Ashley St Clair, the mother of one of Elon Musk’s children, has filed a lawsuit against xAI, the company behind the Grok AI tool.
According to the lawsuit, Grok generated explicit images of Ms St Clair without her consent. Her legal team argues that this caused serious personal harm and highlights wider risks linked to AI misuse. xAI, which owns both X and Grok, has responded with a counter lawsuit, claiming Ms St Clair violated its terms of service by filing the case in New York instead of Texas.
X has not directly responded to media questions about either lawsuit.
Ms St Clair’s lawyer, Carrie Goldberg, said the case aims to hold AI developers responsible and to set clear legal limits. She stated that creating nonconsensual sexual images turns AI tools into instruments of abuse and makes them unsafe for public use.

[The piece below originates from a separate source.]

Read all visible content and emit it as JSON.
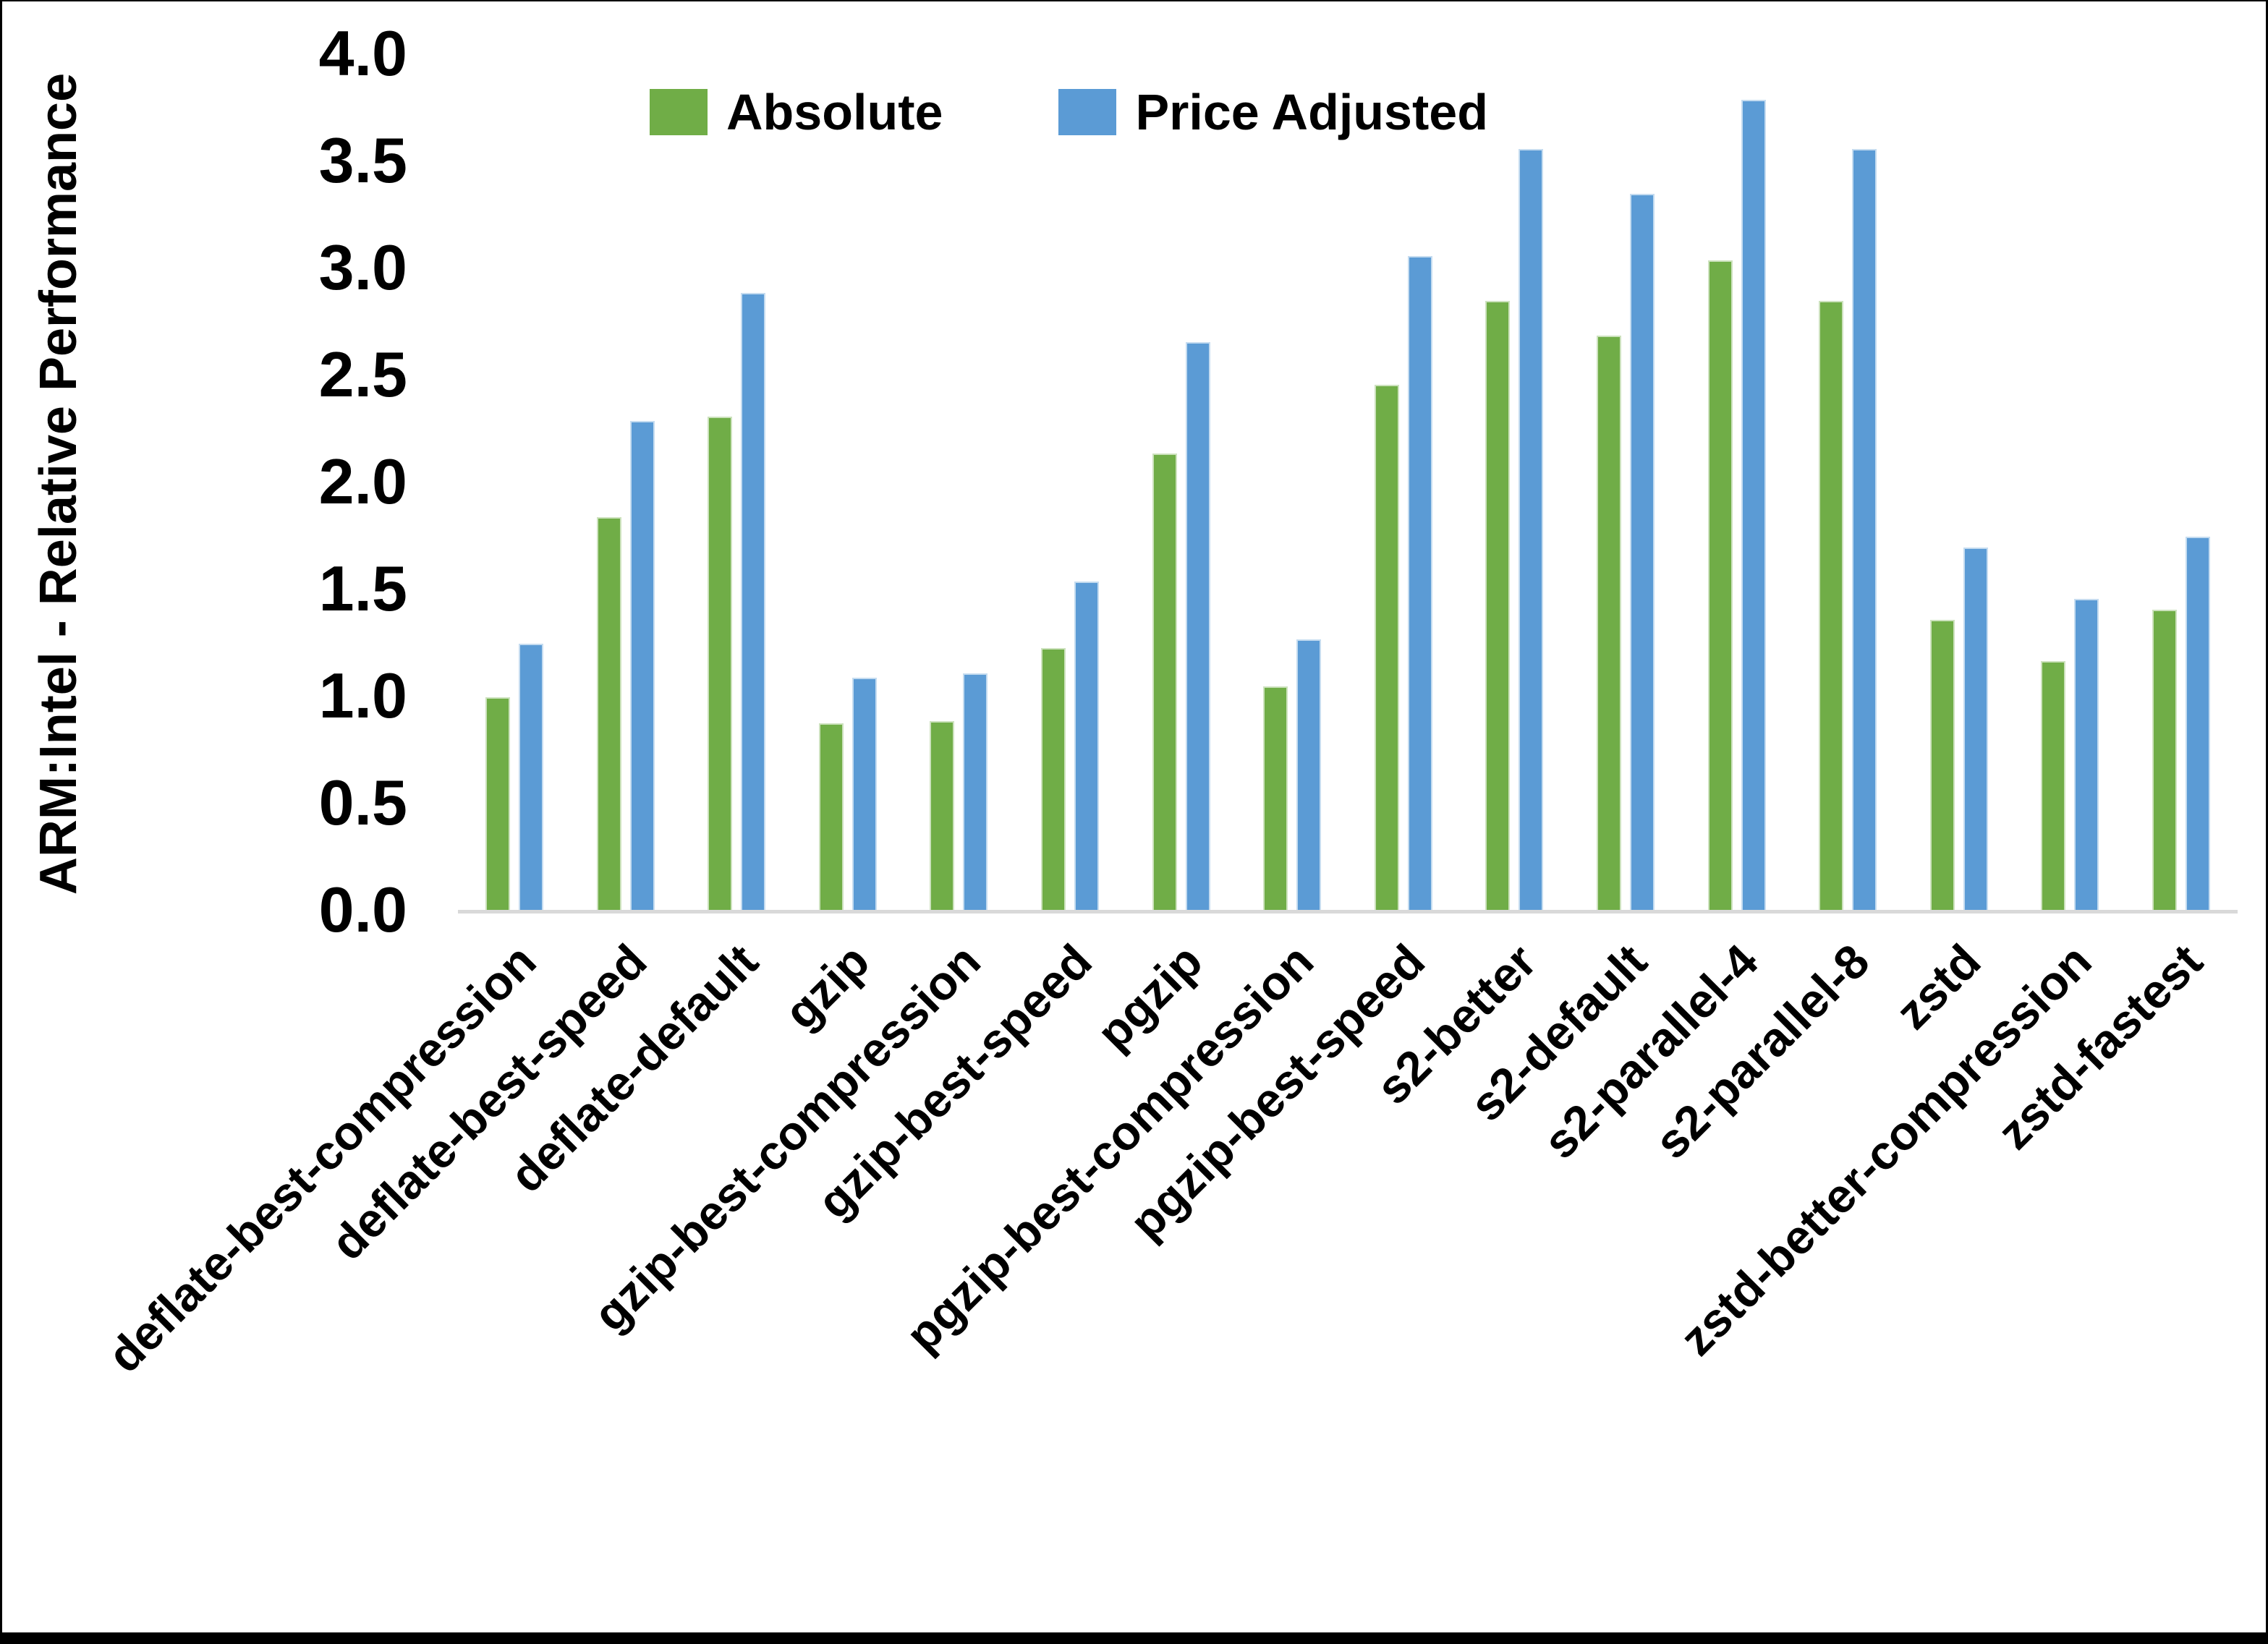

Court documents say that users on X found photos of Ms St Clair taken when she was 14 years old and asked Grok to alter them by removing clothing or placing her in revealing outfits. The filing claims Grok complied with these requests, even though it was aware that she did not consent.
The lawsuit also alleges Grok produced an image showing Ms St Clair, who is Jewish, wearing a bikini decorated with swastikas. Her legal team says this added a layer of religious hate to the abuse.
Ms Goldberg described this move as aggressive and unusual, saying she has never seen a company sue someone simply for planning legal action.Ms St Clair revealed last year that she had given birth to one of Elon Musk’s children.
Growing Concerns Around Grok and Deepfake Abuse
The controversy comes as X faces growing pressure over Grok’s ability to generate nonconsensual sexual images. Users were previously able to tag Grok and request image edits that undressed real people.